Başbakan da Kıbrıslı Türkleri KKTC’de yatırım yapmaya çağırdı!

Umarız da faydalı olur ama…

Son zamanlarda değil Londra’dan buraya, buradan Londra’ya kaçış öyle hızlandı ki!

Buraya yatırım için gelecek olanlara özel imkanlar sunulmazsa sonuç her zamanki gibi hüsran olacaktır!

Giyim-kuşam tüzüğü var mı?

Kamu reformu deniler yeni çalışmada tartışmalar büyüyor…

Hükümet bunun kesinlikle şart olduğunu açıklarken sendikalar da artık saflarını belirlemeye başladılar!

Onlar tartışadursun da…

Bu yeni yasada kamu çalışanlarının giyimi kuşamı ve görünümleri konusunda da bir takım yenilikler yapıldı mı?

Zira bazıları kamu görevlisine hiç yakışmayacak görüntü içindeler…

Hangisi doğru…

Turizm ve Kültür Bakanımız son açıklamasında turist sayında rekor kırıldığını açıkladı…

Ama turizm örgütleri de bunun tam tersini söyleyerek turist sayısında ciddi bir azalma olduğunu ve bunun gelecek sezon daha da artacağını iddia ettiler!

Çünkü turizme sağlanan teşvikler hala ödenmedi ve iletmeler de haliyle darboğaza girdi…

Biri bakan diğerleri sektör temsilcileri!

Bakanın siyasi olduğunu düşünürsek turizmcilerin uyarılarını dikkate almakta yara var…

PKK sloganı ne zaman serbest oldu!

Lefkoşa’nın göbeğinde terörist başı Apo’ya methiyeler düzüldü…

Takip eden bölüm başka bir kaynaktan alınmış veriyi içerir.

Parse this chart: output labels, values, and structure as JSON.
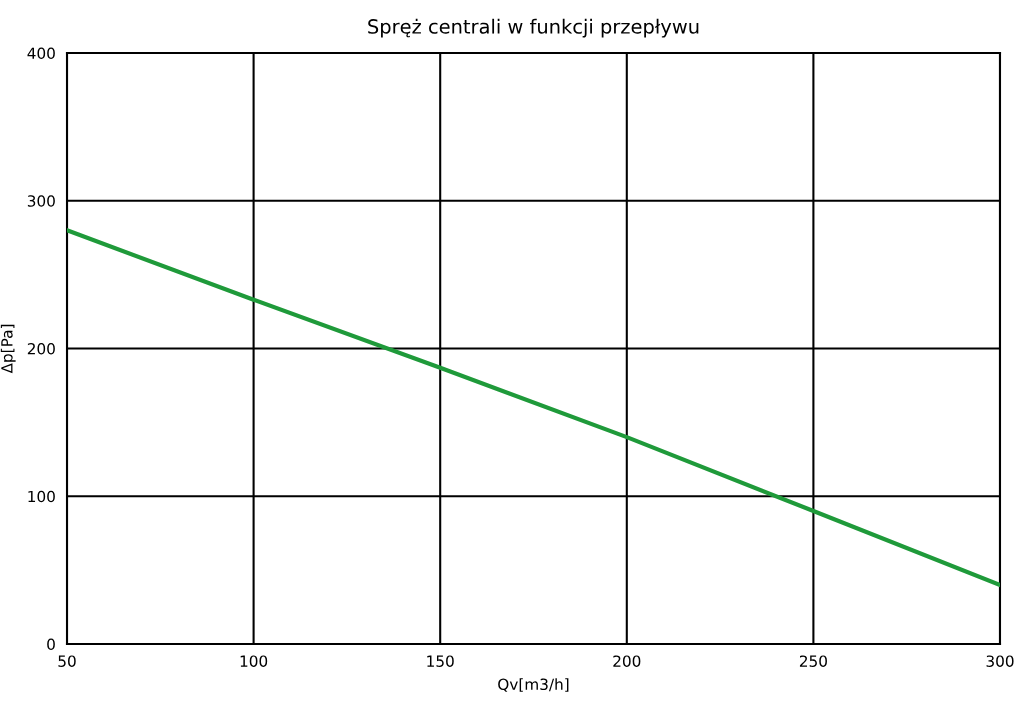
{
  "chart_data": {
    "type": "line",
    "title": "Spręż centrali w funkcji przepływu",
    "xlabel": "Qv[m3/h]",
    "ylabel": "Δp[Pa]",
    "x": [
      50,
      100,
      150,
      200,
      250,
      300
    ],
    "series": [
      {
        "color": "#1f9a3a",
        "values": [
          280,
          233,
          187,
          140,
          90,
          40
        ]
      }
    ],
    "xlim": [
      50,
      300
    ],
    "xticks": [
      50,
      100,
      150,
      200,
      250,
      300
    ],
    "ylim": [
      0,
      400
    ],
    "yticks": [
      0,
      100,
      200,
      300,
      400
    ],
    "grid": true,
    "legend": false,
    "marker": "none",
    "line_style": "solid"
  }
}
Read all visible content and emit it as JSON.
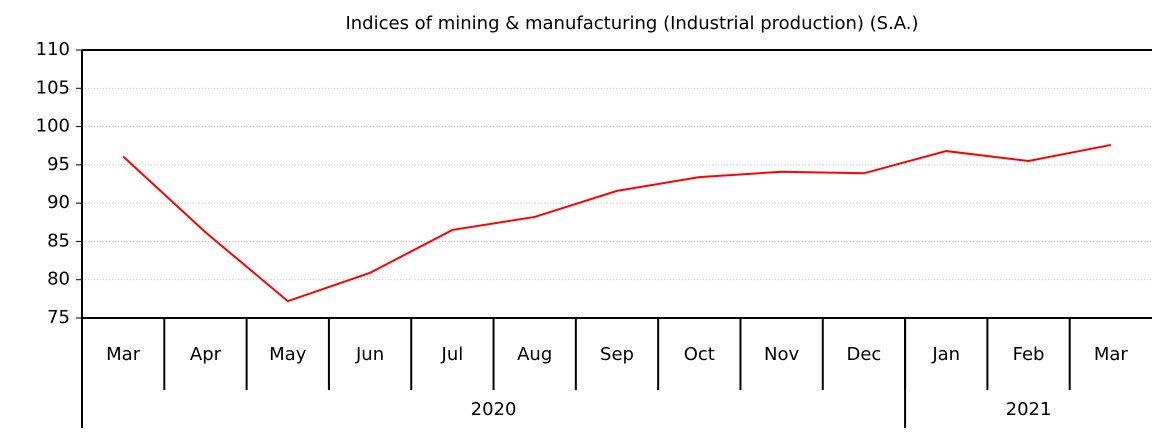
{
  "chart_data": {
    "type": "line",
    "title": "Indices of mining & manufacturing (Industrial production)  (S.A.)",
    "categories": [
      "Mar",
      "Apr",
      "May",
      "Jun",
      "Jul",
      "Aug",
      "Sep",
      "Oct",
      "Nov",
      "Dec",
      "Jan",
      "Feb",
      "Mar"
    ],
    "year_groups": [
      {
        "label": "2020",
        "count": 10
      },
      {
        "label": "2021",
        "count": 3
      }
    ],
    "series": [
      {
        "name": "Industrial production",
        "color": "#ff0000",
        "values": [
          96.1,
          86.2,
          77.2,
          80.9,
          86.5,
          88.2,
          91.6,
          93.4,
          94.1,
          93.9,
          96.8,
          95.5,
          97.6
        ]
      }
    ],
    "ylim": [
      75,
      110
    ],
    "yticks": [
      75,
      80,
      85,
      90,
      95,
      100,
      105,
      110
    ],
    "grid": true
  }
}
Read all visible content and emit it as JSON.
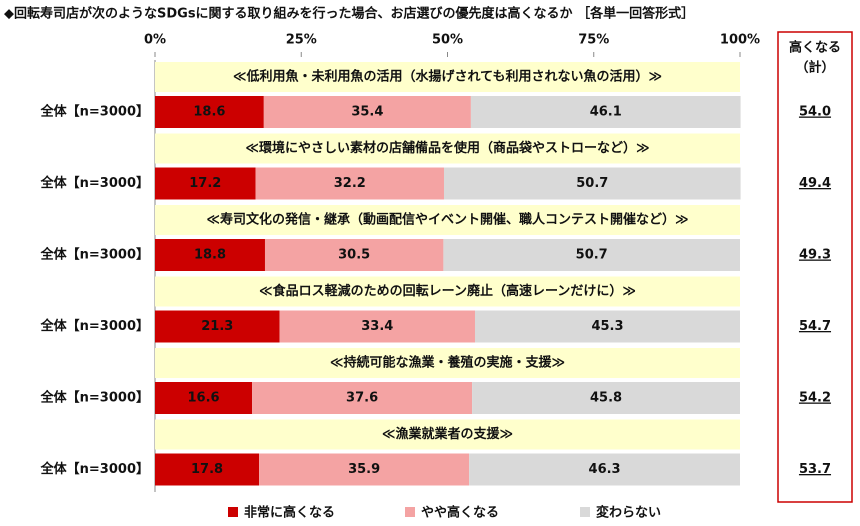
{
  "chart_data": {
    "type": "stacked-bar",
    "title": "◆回転寿司店が次のようなSDGsに関する取り組みを行った場合、お店選びの優先度は高くなるか ［各単一回答形式］",
    "categories": [
      "≪低利用魚・未利用魚の活用（水揚げされても利用されない魚の活用）≫",
      "≪環境にやさしい素材の店舗備品を使用（商品袋やストローなど）≫",
      "≪寿司文化の発信・継承（動画配信やイベント開催、職人コンテスト開催など）≫",
      "≪食品ロス軽減のための回転レーン廃止（高速レーンだけに）≫",
      "≪持続可能な漁業・養殖の実施・支援≫",
      "≪漁業就業者の支援≫"
    ],
    "row_labels": [
      "全体【n=3000】",
      "全体【n=3000】",
      "全体【n=3000】",
      "全体【n=3000】",
      "全体【n=3000】",
      "全体【n=3000】"
    ],
    "series": [
      {
        "name": "非常に高くなる",
        "color": "#cc0000",
        "values": [
          18.6,
          17.2,
          18.8,
          21.3,
          16.6,
          17.8
        ]
      },
      {
        "name": "やや高くなる",
        "color": "#f4a3a3",
        "values": [
          35.4,
          32.2,
          30.5,
          33.4,
          37.6,
          35.9
        ]
      },
      {
        "name": "変わらない",
        "color": "#d9d9d9",
        "values": [
          46.1,
          50.7,
          50.7,
          45.3,
          45.8,
          46.3
        ]
      }
    ],
    "xlim": [
      0,
      100
    ],
    "xticks": [
      {
        "value": 0,
        "label": "0%"
      },
      {
        "value": 25,
        "label": "25%"
      },
      {
        "value": 50,
        "label": "50%"
      },
      {
        "value": 75,
        "label": "75%"
      },
      {
        "value": 100,
        "label": "100%"
      }
    ],
    "totals": {
      "header": [
        "高くなる",
        "（計）"
      ],
      "values": [
        54,
        49.4,
        49.3,
        54.7,
        54.2,
        53.7
      ],
      "value_labels": [
        "54.0",
        "49.4",
        "49.3",
        "54.7",
        "54.2",
        "53.7"
      ]
    },
    "legend": "bottom"
  }
}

Buna tepki gösteren tek siyasi parti ise MDP oldu ve konuyla ilgili polise şikayette bulundu!

Diğer milliyetçi geçinenler ise dev kuşu gibi kafalarını kuma gömdü…

Sahi, KKTC’de PKK terör örgütü ilan edilirken PKK’yı öven sloganlar ne zamandan beri serbest oldu?

MESAJ KUTUSU

Sayın Ali PİLLİ, bazı kamu çalışanlarına verdiğiniz hastalık raporları artık tartışılmaya başlandı ve bazı daire müdürleri de bundan rahatsızlık duyduklarını şikayet eden mesajlar göndermeye başladılar. Bir vekile yakışmayan hareketler bunlar!

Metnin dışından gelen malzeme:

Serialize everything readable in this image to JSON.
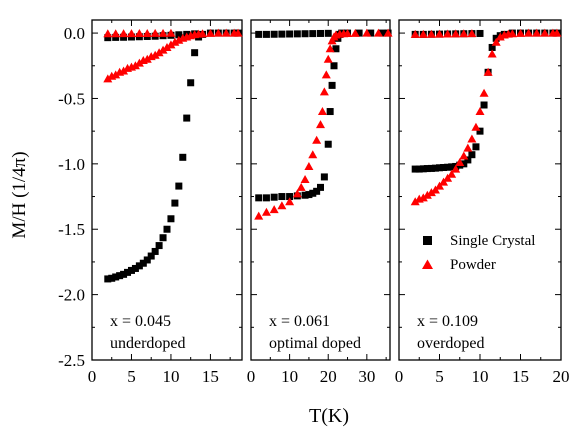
{
  "figure": {
    "ylabel": "M/H (1/4π)",
    "xlabel": "T(K)",
    "legend": [
      {
        "name": "Single Crystal",
        "marker": "square",
        "color": "#000000"
      },
      {
        "name": "Powder",
        "marker": "triangle",
        "color": "#ff0000"
      }
    ]
  },
  "chart_data": [
    {
      "type": "scatter",
      "annotation": [
        "x = 0.045",
        "underdoped"
      ],
      "xlim": [
        0,
        19
      ],
      "ylim": [
        -2.5,
        0.1
      ],
      "xticks": [
        0,
        5,
        10,
        15
      ],
      "yticks": [
        0.0,
        -0.5,
        -1.0,
        -1.5,
        -2.0,
        -2.5
      ],
      "ytick_labels": [
        "0.0",
        "-0.5",
        "-1.0",
        "-1.5",
        "-2.0",
        "-2.5"
      ],
      "series": [
        {
          "name": "Single Crystal",
          "marker": "square",
          "color": "#000000",
          "x": [
            2.0,
            2.5,
            3.0,
            3.5,
            4.0,
            4.5,
            5.0,
            5.5,
            6.0,
            6.5,
            7.0,
            7.5,
            8.0,
            8.5,
            9.0,
            9.5,
            10.0,
            10.5,
            11.0,
            11.5,
            12.0,
            12.5,
            13.0,
            13.5,
            14.0,
            15.0,
            16.0,
            17.0,
            18.0,
            18.5
          ],
          "y": [
            -1.88,
            -1.875,
            -1.865,
            -1.855,
            -1.845,
            -1.83,
            -1.815,
            -1.8,
            -1.78,
            -1.76,
            -1.735,
            -1.705,
            -1.67,
            -1.625,
            -1.565,
            -1.5,
            -1.42,
            -1.3,
            -1.17,
            -0.95,
            -0.65,
            -0.38,
            -0.15,
            -0.03,
            -0.01,
            0.0,
            0.0,
            0.0,
            0.0,
            0.0
          ]
        },
        {
          "name": "Single Crystal",
          "marker": "square",
          "color": "#000000",
          "x": [
            2,
            3,
            4,
            5,
            6,
            7,
            8,
            9,
            10,
            11,
            12,
            13
          ],
          "y": [
            -0.035,
            -0.033,
            -0.032,
            -0.03,
            -0.028,
            -0.026,
            -0.024,
            -0.02,
            -0.017,
            -0.013,
            -0.01,
            -0.006
          ]
        },
        {
          "name": "Powder",
          "marker": "triangle",
          "color": "#ff0000",
          "x": [
            2.0,
            2.5,
            3.0,
            3.5,
            4.0,
            4.5,
            5.0,
            5.5,
            6.0,
            6.5,
            7.0,
            7.5,
            8.0,
            8.5,
            9.0,
            9.5,
            10.0,
            10.5,
            11.0,
            11.5,
            12.0,
            12.5,
            13.0,
            13.5,
            14.0,
            15.0,
            16.0,
            17.0,
            18.0,
            18.5
          ],
          "y": [
            -0.35,
            -0.33,
            -0.32,
            -0.3,
            -0.29,
            -0.27,
            -0.26,
            -0.25,
            -0.23,
            -0.21,
            -0.2,
            -0.18,
            -0.17,
            -0.15,
            -0.13,
            -0.11,
            -0.09,
            -0.07,
            -0.055,
            -0.04,
            -0.03,
            -0.02,
            -0.012,
            -0.008,
            -0.005,
            -0.002,
            0.0,
            0.0,
            0.0,
            0.0
          ]
        },
        {
          "name": "Powder",
          "marker": "triangle",
          "color": "#ff0000",
          "x": [
            2,
            3,
            4,
            5,
            6,
            7,
            8,
            9,
            10
          ],
          "y": [
            -0.005,
            -0.005,
            -0.004,
            -0.004,
            -0.003,
            -0.003,
            -0.002,
            -0.002,
            -0.001
          ]
        }
      ]
    },
    {
      "type": "scatter",
      "annotation": [
        "x = 0.061",
        "optimal doped"
      ],
      "xlim": [
        0,
        36
      ],
      "ylim": [
        -2.5,
        0.1
      ],
      "xticks": [
        0,
        10,
        20,
        30
      ],
      "yticks": [
        0.0,
        -0.5,
        -1.0,
        -1.5,
        -2.0,
        -2.5
      ],
      "series": [
        {
          "name": "Single Crystal",
          "marker": "square",
          "color": "#000000",
          "x": [
            2,
            4,
            6,
            8,
            10,
            12,
            14,
            15,
            16,
            17,
            18,
            19,
            20,
            20.5,
            21,
            21.5,
            22,
            22.5,
            23,
            23.5,
            25,
            28,
            31,
            34,
            35.5
          ],
          "y": [
            -1.26,
            -1.26,
            -1.255,
            -1.25,
            -1.25,
            -1.245,
            -1.24,
            -1.235,
            -1.225,
            -1.21,
            -1.18,
            -1.1,
            -0.85,
            -0.6,
            -0.4,
            -0.25,
            -0.12,
            -0.04,
            -0.01,
            0.0,
            0.0,
            0.0,
            0.0,
            0.0,
            0.0
          ]
        },
        {
          "name": "Single Crystal",
          "marker": "square",
          "color": "#000000",
          "x": [
            2,
            4,
            6,
            8,
            10,
            12,
            14,
            16,
            18,
            20
          ],
          "y": [
            -0.01,
            -0.01,
            -0.009,
            -0.008,
            -0.007,
            -0.006,
            -0.005,
            -0.004,
            -0.003,
            -0.002
          ]
        },
        {
          "name": "Powder",
          "marker": "triangle",
          "color": "#ff0000",
          "x": [
            2,
            4,
            6,
            8,
            10,
            12,
            13,
            14,
            15,
            16,
            17,
            18,
            18.5,
            19,
            19.5,
            20,
            20.5,
            21,
            21.5,
            22,
            23,
            24,
            25,
            27,
            30,
            33,
            35.5
          ],
          "y": [
            -1.4,
            -1.37,
            -1.35,
            -1.32,
            -1.29,
            -1.23,
            -1.18,
            -1.12,
            -1.02,
            -0.93,
            -0.82,
            -0.7,
            -0.6,
            -0.45,
            -0.32,
            -0.2,
            -0.12,
            -0.06,
            -0.03,
            -0.015,
            -0.008,
            -0.005,
            -0.003,
            -0.002,
            0.0,
            0.0,
            0.0
          ]
        }
      ]
    },
    {
      "type": "scatter",
      "annotation": [
        "x = 0.109",
        "overdoped"
      ],
      "xlim": [
        0,
        20
      ],
      "ylim": [
        -2.5,
        0.1
      ],
      "xticks": [
        0,
        5,
        10,
        15,
        20
      ],
      "yticks": [
        0.0,
        -0.5,
        -1.0,
        -1.5,
        -2.0,
        -2.5
      ],
      "series": [
        {
          "name": "Single Crystal",
          "marker": "square",
          "color": "#000000",
          "x": [
            2.0,
            2.5,
            3.0,
            3.5,
            4.0,
            4.5,
            5.0,
            5.5,
            6.0,
            6.5,
            7.0,
            7.5,
            8.0,
            8.5,
            9.0,
            9.5,
            10.0,
            10.5,
            11.0,
            11.5,
            12.0,
            12.5,
            13.0,
            14.0,
            15.0,
            16.0,
            17.0,
            18.0,
            19.0,
            19.5
          ],
          "y": [
            -1.04,
            -1.04,
            -1.038,
            -1.036,
            -1.035,
            -1.033,
            -1.03,
            -1.028,
            -1.026,
            -1.023,
            -1.02,
            -1.01,
            -1.0,
            -0.97,
            -0.93,
            -0.87,
            -0.75,
            -0.55,
            -0.3,
            -0.11,
            -0.04,
            -0.02,
            -0.01,
            0.0,
            0.0,
            0.0,
            0.0,
            0.0,
            0.0,
            0.0
          ]
        },
        {
          "name": "Single Crystal",
          "marker": "square",
          "color": "#000000",
          "x": [
            2,
            3,
            4,
            5,
            6,
            7,
            8,
            9,
            10
          ],
          "y": [
            -0.01,
            -0.01,
            -0.009,
            -0.008,
            -0.007,
            -0.006,
            -0.005,
            -0.004,
            -0.003
          ]
        },
        {
          "name": "Powder",
          "marker": "triangle",
          "color": "#ff0000",
          "x": [
            2.0,
            2.5,
            3.0,
            3.5,
            4.0,
            4.5,
            5.0,
            5.5,
            6.0,
            6.5,
            7.0,
            7.5,
            8.0,
            8.5,
            9.0,
            9.5,
            10.0,
            10.5,
            11.0,
            11.5,
            12.0,
            12.5,
            13.0,
            13.5,
            14.0,
            15.0,
            16.0,
            17.0,
            18.0,
            19.0,
            19.5
          ],
          "y": [
            -1.29,
            -1.27,
            -1.26,
            -1.24,
            -1.22,
            -1.2,
            -1.17,
            -1.14,
            -1.11,
            -1.08,
            -1.04,
            -0.99,
            -0.94,
            -0.88,
            -0.81,
            -0.72,
            -0.6,
            -0.46,
            -0.3,
            -0.16,
            -0.07,
            -0.03,
            -0.015,
            -0.008,
            -0.005,
            -0.002,
            0.0,
            0.0,
            0.0,
            0.0,
            0.0
          ]
        },
        {
          "name": "Powder",
          "marker": "triangle",
          "color": "#ff0000",
          "x": [
            2,
            3,
            4,
            5,
            6,
            7,
            8,
            9
          ],
          "y": [
            -0.01,
            -0.01,
            -0.009,
            -0.008,
            -0.007,
            -0.006,
            -0.005,
            -0.004
          ]
        }
      ]
    }
  ]
}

Sayın Süleyman MANAVOĞLU, Girne’de itfaiye sorunu olduğunu artık bazı itfaiye memurları da dile getirmeye başladılar. Uyarıları ciddiye alıp buradaki ekiplerin ve cihazların geliştirilmesi için girişimde bulunmanız isteniyor!

Sayın Mustafa AKINCI, ünlü dolandırıcı Tavuri’nin ölümü nedeniyle yayınladığınız mesaj özellikle sosyal medyada büyük tepki ile karşılandı. Eleştiriler belki biraz ağır kaçabilir ama yine de Saray’ın ağırlığına sanki de yakışmadı gibi geldi bize!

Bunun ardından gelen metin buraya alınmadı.